Au début du mois d’octobre, le gouvernement mexicain a réussi l’exploit de placer 1 milliard de dollars d’obligation d’échéance 100 ans, ce qui en fait le 1er état d’Amérique latine à émettre un « Century bond » et le second de l’histoire à lever plus de 500 millions de dollars pour cette maturité.
La deuxième plus grande économie d’Amérique latine a profité de la demande des investisseurs pour des placements peu risqués mais à haut rendement dans un contexte de taux d’intérêt historiquement bas en Europe et aux États-Unis.
Le taux servi aux investisseurs a été de 6,1%. Deutsche Bank et Goldman Sachs ont assuré le montage de l’opération.
Richard McNeil, directeur des marchés de capitaux pour l’Amérique latine chez Goldman, a déclaré que d’autres « Century Bonds » étaient tout à fait possible. « L’appétit des investisseurs pour les investissements en Amérique latine est très fort » explique t-il.
Tout le monde ne semble pas convaincu par cet emballement. « Je ne vois pas l’intérêt qu’auraient des investisseurs à se positionner sur des obligations à 50-100 ans. Cela pourrait peut être créer un marché, mais je suis sceptique, compte tenu de l’illiquidité, il y a de meilleures utilisations du cash pour les investisseurs » expliquait Pierre-Yves Bareau, responsable mondial de la dette des marchés émergents chez JP Morgan Asset Management, au Financial Times. Pas sûr que son avis eût été identique si JP Morgan figurait parmi les arrangeurs de cette obligation, réplique un spécialiste obligataire de Goldman. « La majorité des obligations a été vendue à des investisseurs institutionnels américains, avec une forte demande en provenance des compagnies d’assurance, des utilisateurs finaux, qui optimisent ainsi la couverture de leur passif à long terme et porteront l’investissement jusqu’à maturité » analyse -t-il.

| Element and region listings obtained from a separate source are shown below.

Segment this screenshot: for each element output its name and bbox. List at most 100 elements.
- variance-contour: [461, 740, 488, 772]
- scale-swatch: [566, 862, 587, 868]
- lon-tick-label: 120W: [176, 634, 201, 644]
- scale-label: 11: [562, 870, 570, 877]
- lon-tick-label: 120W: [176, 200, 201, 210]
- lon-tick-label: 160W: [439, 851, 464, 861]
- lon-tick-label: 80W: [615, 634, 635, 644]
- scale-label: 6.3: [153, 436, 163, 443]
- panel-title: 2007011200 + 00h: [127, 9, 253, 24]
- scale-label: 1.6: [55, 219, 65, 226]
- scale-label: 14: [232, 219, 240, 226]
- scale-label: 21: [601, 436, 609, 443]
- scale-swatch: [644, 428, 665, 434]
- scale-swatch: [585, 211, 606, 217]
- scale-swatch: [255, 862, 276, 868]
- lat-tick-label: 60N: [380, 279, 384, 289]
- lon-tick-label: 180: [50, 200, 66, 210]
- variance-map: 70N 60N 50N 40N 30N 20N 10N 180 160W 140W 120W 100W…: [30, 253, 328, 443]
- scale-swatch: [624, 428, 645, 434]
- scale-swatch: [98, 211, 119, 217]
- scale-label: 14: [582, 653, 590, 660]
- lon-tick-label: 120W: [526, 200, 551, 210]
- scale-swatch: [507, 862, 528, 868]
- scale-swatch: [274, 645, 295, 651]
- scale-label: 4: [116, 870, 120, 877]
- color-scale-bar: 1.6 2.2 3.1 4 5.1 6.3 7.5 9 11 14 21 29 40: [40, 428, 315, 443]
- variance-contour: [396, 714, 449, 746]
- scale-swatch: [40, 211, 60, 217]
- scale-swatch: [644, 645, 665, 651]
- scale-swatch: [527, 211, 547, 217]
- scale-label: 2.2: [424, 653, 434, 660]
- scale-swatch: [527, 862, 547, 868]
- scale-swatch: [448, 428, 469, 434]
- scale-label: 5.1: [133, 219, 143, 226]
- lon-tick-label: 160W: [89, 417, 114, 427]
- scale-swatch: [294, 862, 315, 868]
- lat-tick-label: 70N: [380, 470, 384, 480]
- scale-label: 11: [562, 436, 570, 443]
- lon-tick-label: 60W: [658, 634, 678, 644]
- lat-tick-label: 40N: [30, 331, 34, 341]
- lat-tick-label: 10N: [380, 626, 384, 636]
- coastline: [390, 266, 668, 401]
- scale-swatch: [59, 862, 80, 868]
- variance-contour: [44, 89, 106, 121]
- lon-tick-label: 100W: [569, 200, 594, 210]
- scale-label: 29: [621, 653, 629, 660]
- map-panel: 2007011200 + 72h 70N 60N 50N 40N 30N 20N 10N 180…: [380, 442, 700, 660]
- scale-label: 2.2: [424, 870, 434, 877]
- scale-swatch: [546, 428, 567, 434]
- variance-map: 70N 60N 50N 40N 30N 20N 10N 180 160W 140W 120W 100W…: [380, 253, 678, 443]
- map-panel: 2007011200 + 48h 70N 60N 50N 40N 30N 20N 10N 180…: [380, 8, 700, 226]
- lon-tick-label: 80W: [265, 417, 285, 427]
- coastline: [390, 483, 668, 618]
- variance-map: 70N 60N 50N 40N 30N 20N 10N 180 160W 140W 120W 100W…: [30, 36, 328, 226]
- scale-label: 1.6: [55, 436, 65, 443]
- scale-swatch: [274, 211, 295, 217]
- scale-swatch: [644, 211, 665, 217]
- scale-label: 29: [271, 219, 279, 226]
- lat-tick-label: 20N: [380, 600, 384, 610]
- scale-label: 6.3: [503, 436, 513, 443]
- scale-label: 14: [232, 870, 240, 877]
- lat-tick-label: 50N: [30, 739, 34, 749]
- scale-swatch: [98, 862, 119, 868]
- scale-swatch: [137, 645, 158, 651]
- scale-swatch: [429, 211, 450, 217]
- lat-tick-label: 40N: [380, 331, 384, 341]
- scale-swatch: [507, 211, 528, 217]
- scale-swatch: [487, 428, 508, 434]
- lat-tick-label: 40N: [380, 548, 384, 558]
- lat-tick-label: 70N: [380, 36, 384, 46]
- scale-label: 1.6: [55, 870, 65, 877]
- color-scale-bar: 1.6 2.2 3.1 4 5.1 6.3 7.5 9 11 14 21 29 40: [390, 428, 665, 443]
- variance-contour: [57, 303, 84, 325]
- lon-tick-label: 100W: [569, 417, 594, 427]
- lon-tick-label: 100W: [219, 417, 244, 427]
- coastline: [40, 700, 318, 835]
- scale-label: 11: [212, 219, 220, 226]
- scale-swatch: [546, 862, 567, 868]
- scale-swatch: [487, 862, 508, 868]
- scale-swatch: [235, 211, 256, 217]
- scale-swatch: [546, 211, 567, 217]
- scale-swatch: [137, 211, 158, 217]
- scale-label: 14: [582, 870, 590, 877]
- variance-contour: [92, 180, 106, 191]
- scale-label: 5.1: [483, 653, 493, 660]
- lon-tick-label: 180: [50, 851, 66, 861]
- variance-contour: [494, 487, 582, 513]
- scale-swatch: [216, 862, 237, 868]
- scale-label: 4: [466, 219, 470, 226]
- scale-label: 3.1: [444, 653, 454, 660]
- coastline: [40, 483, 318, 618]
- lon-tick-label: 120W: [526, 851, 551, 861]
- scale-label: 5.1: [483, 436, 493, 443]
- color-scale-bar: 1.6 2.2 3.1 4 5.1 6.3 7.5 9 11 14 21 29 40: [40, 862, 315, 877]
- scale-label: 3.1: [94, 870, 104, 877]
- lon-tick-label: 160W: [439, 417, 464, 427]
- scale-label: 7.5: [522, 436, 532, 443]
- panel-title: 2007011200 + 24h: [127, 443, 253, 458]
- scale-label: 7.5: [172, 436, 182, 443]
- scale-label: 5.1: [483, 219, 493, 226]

Pour l’émission à 50 ans de Goldman Sachs, ce n’est pas la cible institutionnelle qui était visée mais le grand public ;
Goldman Sachs, qui a initialement déclaré qu’elle comptait vendre 250 millions de dollars de dette à 50 ans, a finalement émis pour 1,3 milliard de dollars. La banque a bénéficié de l’appétit des investisseurs privés pour cette obligation procurant 6,125% - le taux le plus bas de la fourchette initiale - de rendement annuel et découpée en petits lots de 25 de dollars.
Selon certains investisseurs, Goldman aurait réussi à obtenir le taux le plus avantageux pour lui en ciblant un public moins averti à l’évaluation des options de rappel à partir de 5 ans que possède la banque sur le titre.
In fine, ces obligations contribuent à diversifier la clientèle d’investisseurs de Goldman et à obtenir un financement à long terme à bas coût au moment où de nombreux intervenants - et notamment Bill Gross- s’inquiètent des effets de la nouvelle série d’achats d’actifs annoncée par la réserve fédérale.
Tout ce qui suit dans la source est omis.